Professor, Students from Cal State Long Beach Take Trip to Brazil for Health Care Research

Gina Piane won’t take no for an answer.

The associate professor of health science at California State University, Long Beach was told she could not take her students to Kenya in 2003 to study Third World health care because a State Department travel warning deemed the terrorist threat too great.

All right then, make it Brazil.

In four days, Piane organized a two-week trip to the enormous South American nation that took 10 CSULB students from Sao Paolo, the third-largest city on earth, to the favelas of Rio de Janeiro, home to many of Brazil’s most dangerous drug lords.

“This was my first trip to Brazil,” Piane said. With the help of a former colleague from Northern Illinois University where she worked for 12 years, she got her own answers to some of the top issues in health care in the developing nations.

“We toured Sao Paolo first and were just overwhelmed by the sheer urban weight,” she recalled. “We left for Rio after only a few days and we were treated very well.” The students and she visited health care institutes that gave their reasons why Brazil broke the AZT patent to fight AIDS, as well as trips to hospitals and a health education site for Brazilian children.

One of the trip’s peak experiences was a tour of several Rio favelas. “It reminded me of growing up on the West side of Chicago because that’s where the drug lords live and therefore were some of the safest neighborhoods in town,” she explained.

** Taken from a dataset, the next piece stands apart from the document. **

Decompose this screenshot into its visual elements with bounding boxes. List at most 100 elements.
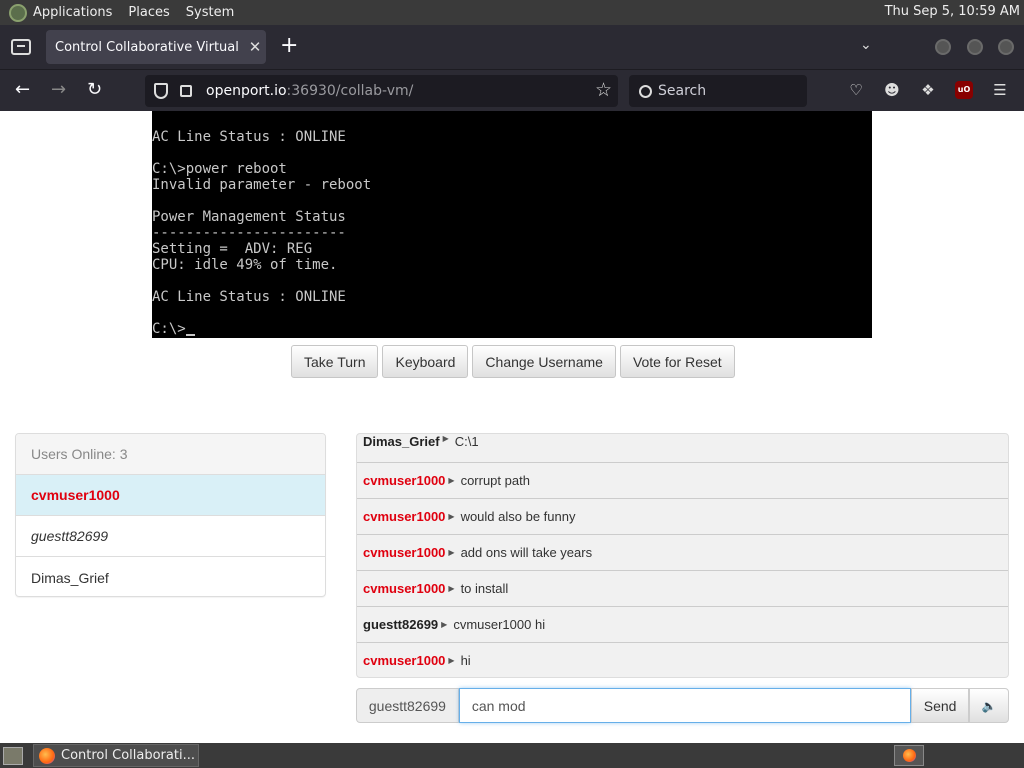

The students and she walked through shantytowns where electricity is filched in knots of wiring and communities of squatters build houses on top of each other.

“We saw non-governmental agencies that provided free day care and after school care for favela children,” she noted. “We were impressed by how hard these agencies worked to help the children finish their educations.” Next stop was Porto Allegra where military hospitals explained the influence of the US DARE program and how it helped law enforcement educate Brazilians about health care.

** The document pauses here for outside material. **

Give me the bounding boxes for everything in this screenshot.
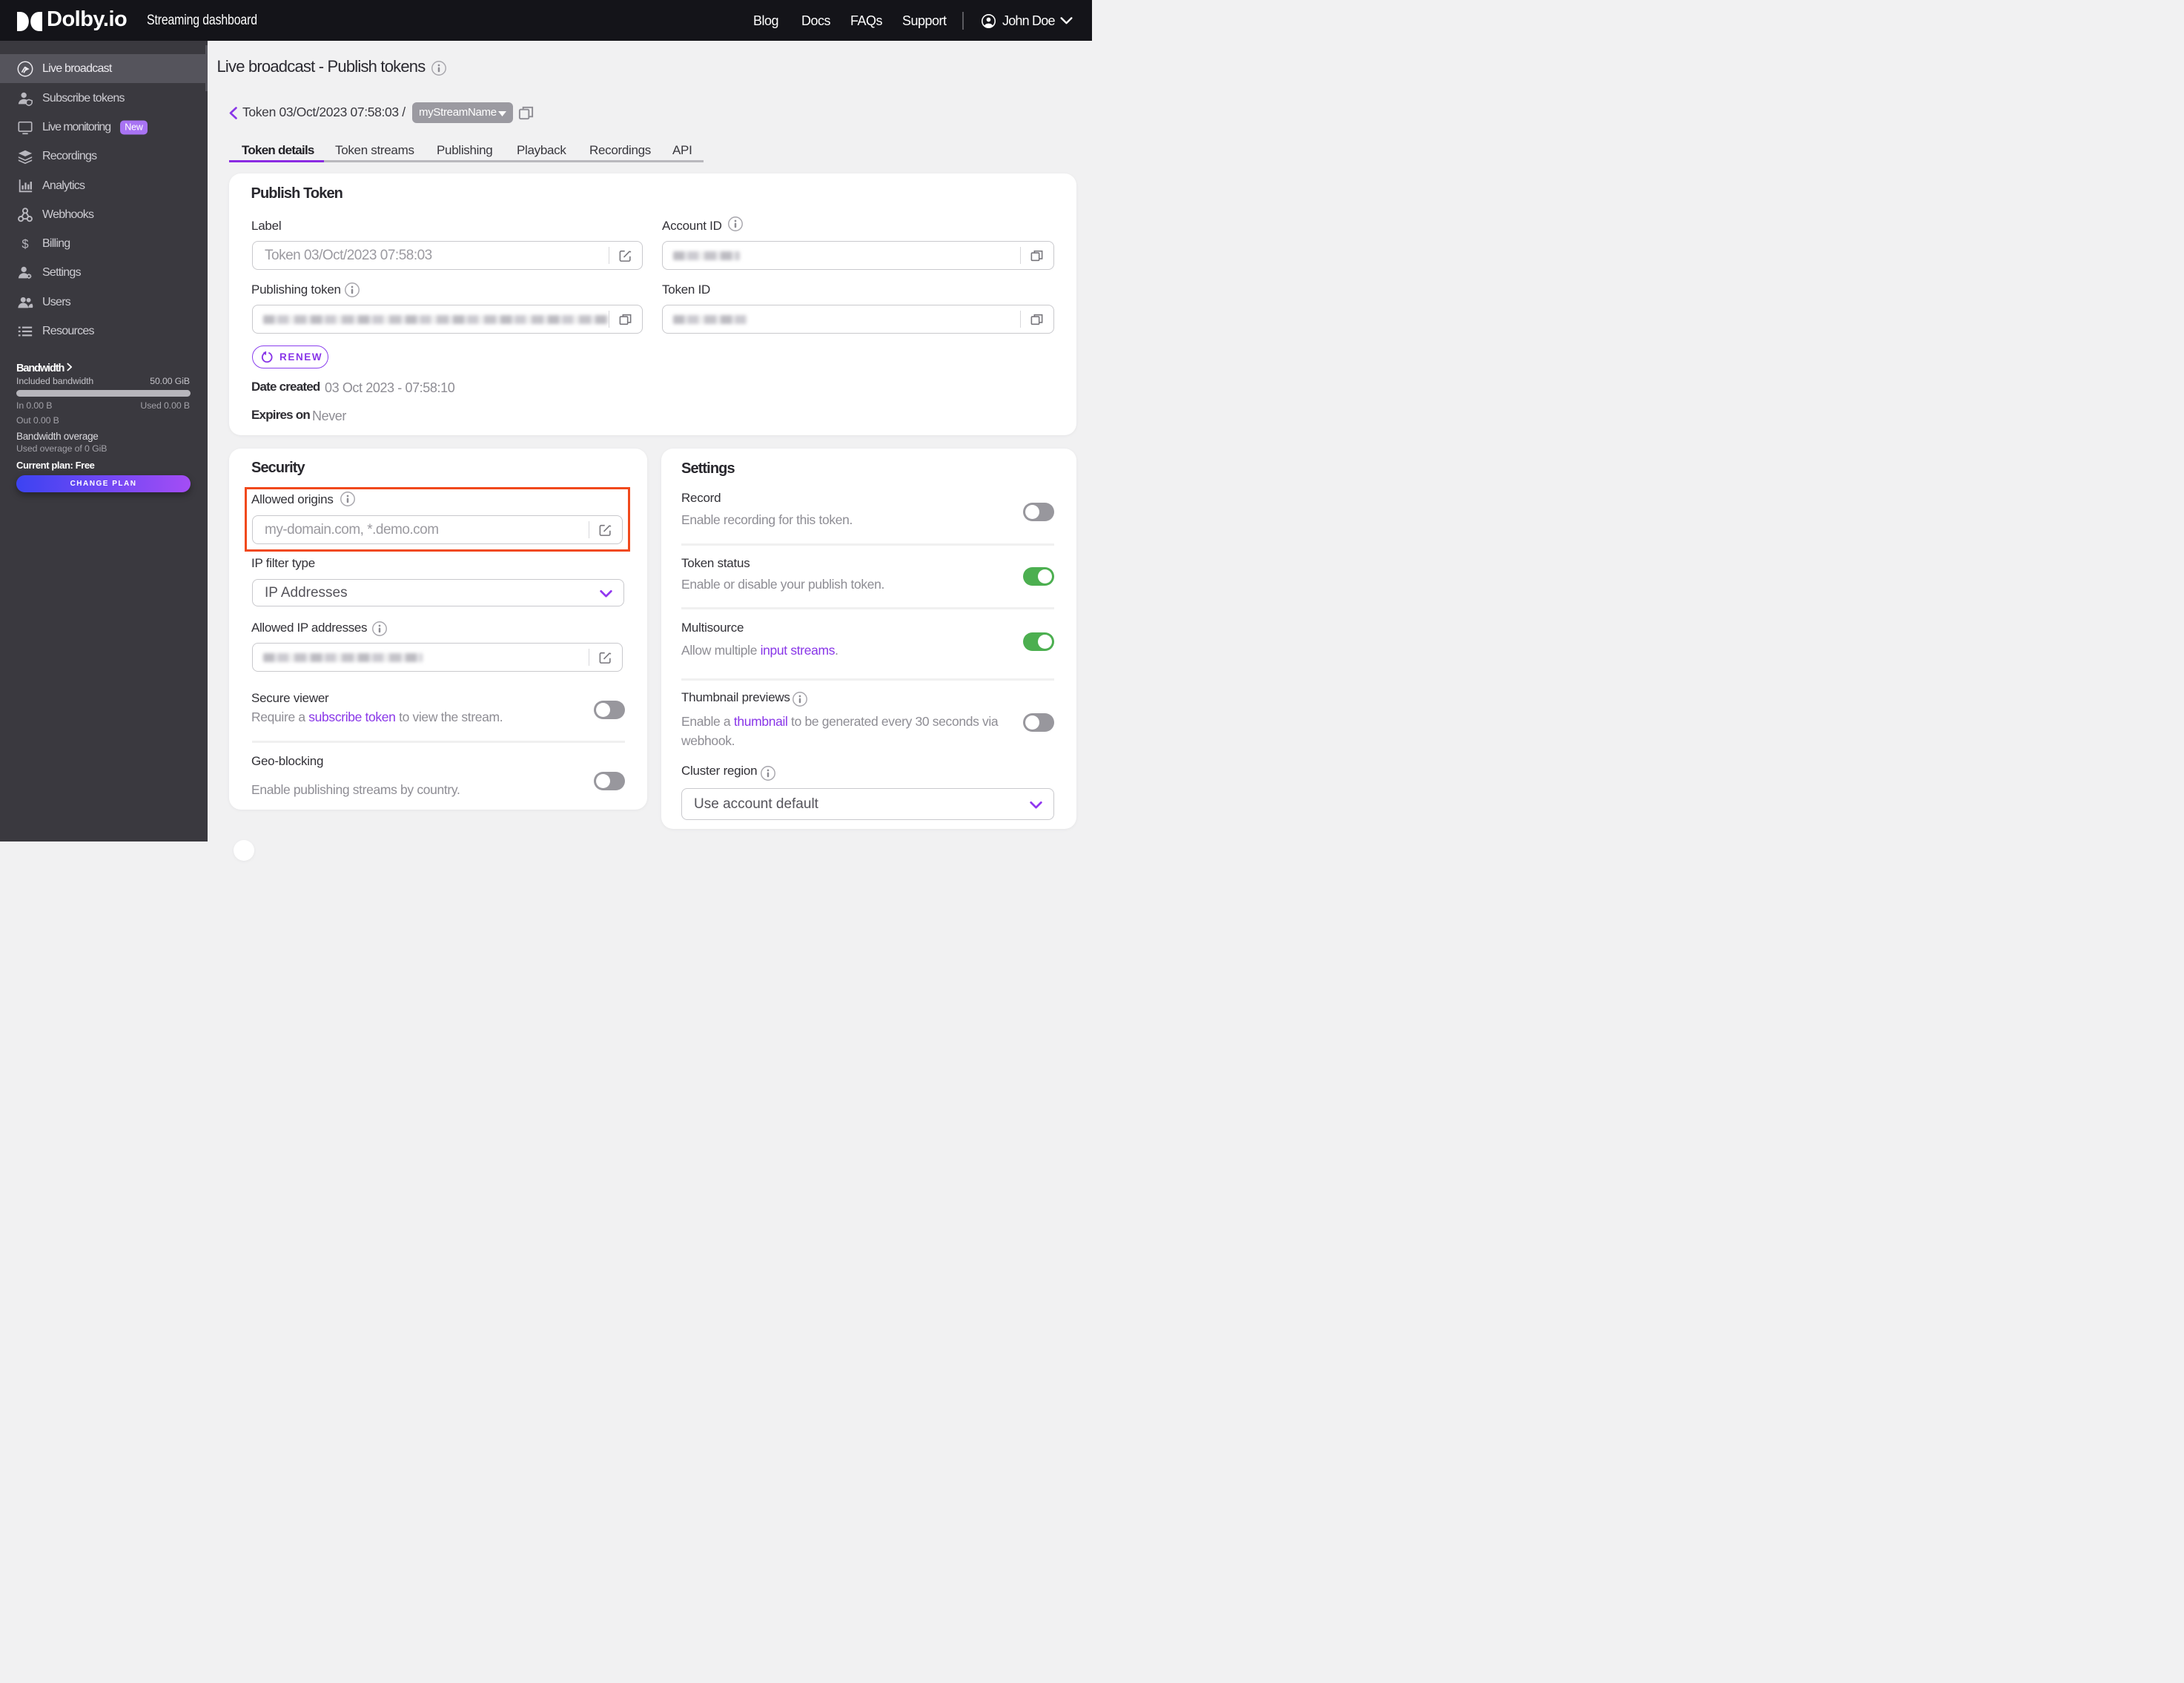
svg-text:$: $	[21, 237, 28, 251]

She came away from the visit impressed by what she saw as the compassion of Brazilian health care. “They are not just concerned about the bottom line. Just look at the AZT patent breakthrough. They would not stand around while Brazilians died,” she said. “And I was pleased by the quality of dental care. Forty years ago, the Brazilians were known as the people without teeth. Now, with more dentists per capita than we have in the United States, that is changing.”

Piane is anxious to return to Brazil. “I’d like to see the flip side of the country and travel the Amazon,” she said. But her wanderlust will not be slaked by a second glimpse of Rio. “I want to visit Kenya because I feel I owe an educational tour there to the Kenyans who expected me this year,” she said. “I also want to visit Yemen to train Yemenis in traditional birth attendance.”

Piane received her B.A., M.P.H. and Dr.P.H. from the University of Illinois in Chicago, earning a doctorate in public health with an emphasis in health education and chronic disease. She is an expert in international health, health promotion, the treatment of drug addiction, patterns of drug use and epidemiology.